Der Hengst seufzte tief. Er hoffte bloß, dass diese neue Aufgabe nun endlich seine Herzensaufgabe war. Die Aufgabe, die das Feuer in ihm entfachen würde. Seine Leidenschaft. Sein Lebenssinn.
Und vor allem: Das Ticket zurück zu seiner eigentlichen Herde, seiner Familie. Denn dorthin durfte er erst zurückkehren, wenn er seine Lebensaufgabe gefunden hatte, so stand es geschrieben, so war es Brauch, alle mussten sich daran halten.
Und Alcides suchte nun wirklich schon lange genug. Er hatte die Nase voll davon, sich an verschiedenen Aufgaben zu probieren.
So vieles hatte er schon probiert - Kräutersammler, Wächter, Kindererzieher, was war er nicht alles schon gewesen in den langen Jahren seiner Suche. Er wollte endlich mal ankommen! Vielleicht war diese Aufgabe hier ja sein Ticket nach Hause. Er wünschte es sich so sehr.

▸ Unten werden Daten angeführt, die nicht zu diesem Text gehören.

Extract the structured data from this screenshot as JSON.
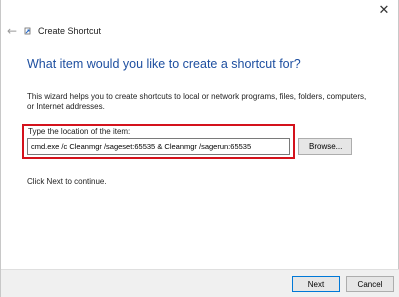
{
  "window": {
    "close_glyph": "✕",
    "back_glyph": "←",
    "title": "Create Shortcut"
  },
  "page": {
    "heading": "What item would you like to create a shortcut for?",
    "description": "This wizard helps you to create shortcuts to local or network programs, files, folders, computers, or Internet addresses.",
    "location_label": "Type the location of the item:",
    "location_value": "cmd.exe /c Cleanmgr /sageset:65535 & Cleanmgr /sagerun:65535",
    "browse_label": "Browse...",
    "hint": "Click Next to continue."
  },
  "buttons": {
    "next": "Next",
    "cancel": "Cancel"
  },
  "colors": {
    "heading": "#1e4fa0",
    "highlight": "#d4121c",
    "default_button_border": "#0078d7"
  },
  "icons": {
    "close": "close-icon",
    "back": "back-arrow-icon",
    "wizard": "shortcut-wizard-icon"
  }
}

Entschlossen stapfte Alcides mit dem Vorderhuf auf. Ja, er würde sogleich mit der Arbeit anfangen! Je früher er anfing, desto schneller konnte er auch herausfinden, ob das hier wirklich das war, was ihn erfüllte.
Und während sich noch kein Ausbilder blicken ließ, könnte er wenigstens schon einmal die Stute ausfindig machen, die seine Partnerin werden sollte. Ceridwen. Seinen Partner sollte man schließlich gut kennen und jemanden kennenzulernen, das dauerte sicher seine Zeit.
Alcides sah sich um und entdeckte eine grauweiße Stute, die ganz in seiner Nähe ihres Weges ging. Sie sah aus, als würde sie sich hier bereits gut auskennen und ihm vielleicht weiterhelfen können.
Kurz entschlossen setzte sich Alcides in einen schwingenden Trab und hielt auf sie zu. "Hey!", rief er der Fremden zu. "Bitte entschuldige, dass ich Dich störe. Ich suche jemanden, eine Stute namens Ceridwen. Kannst Du mir vielleicht sagen, wo ich sie finden kann?"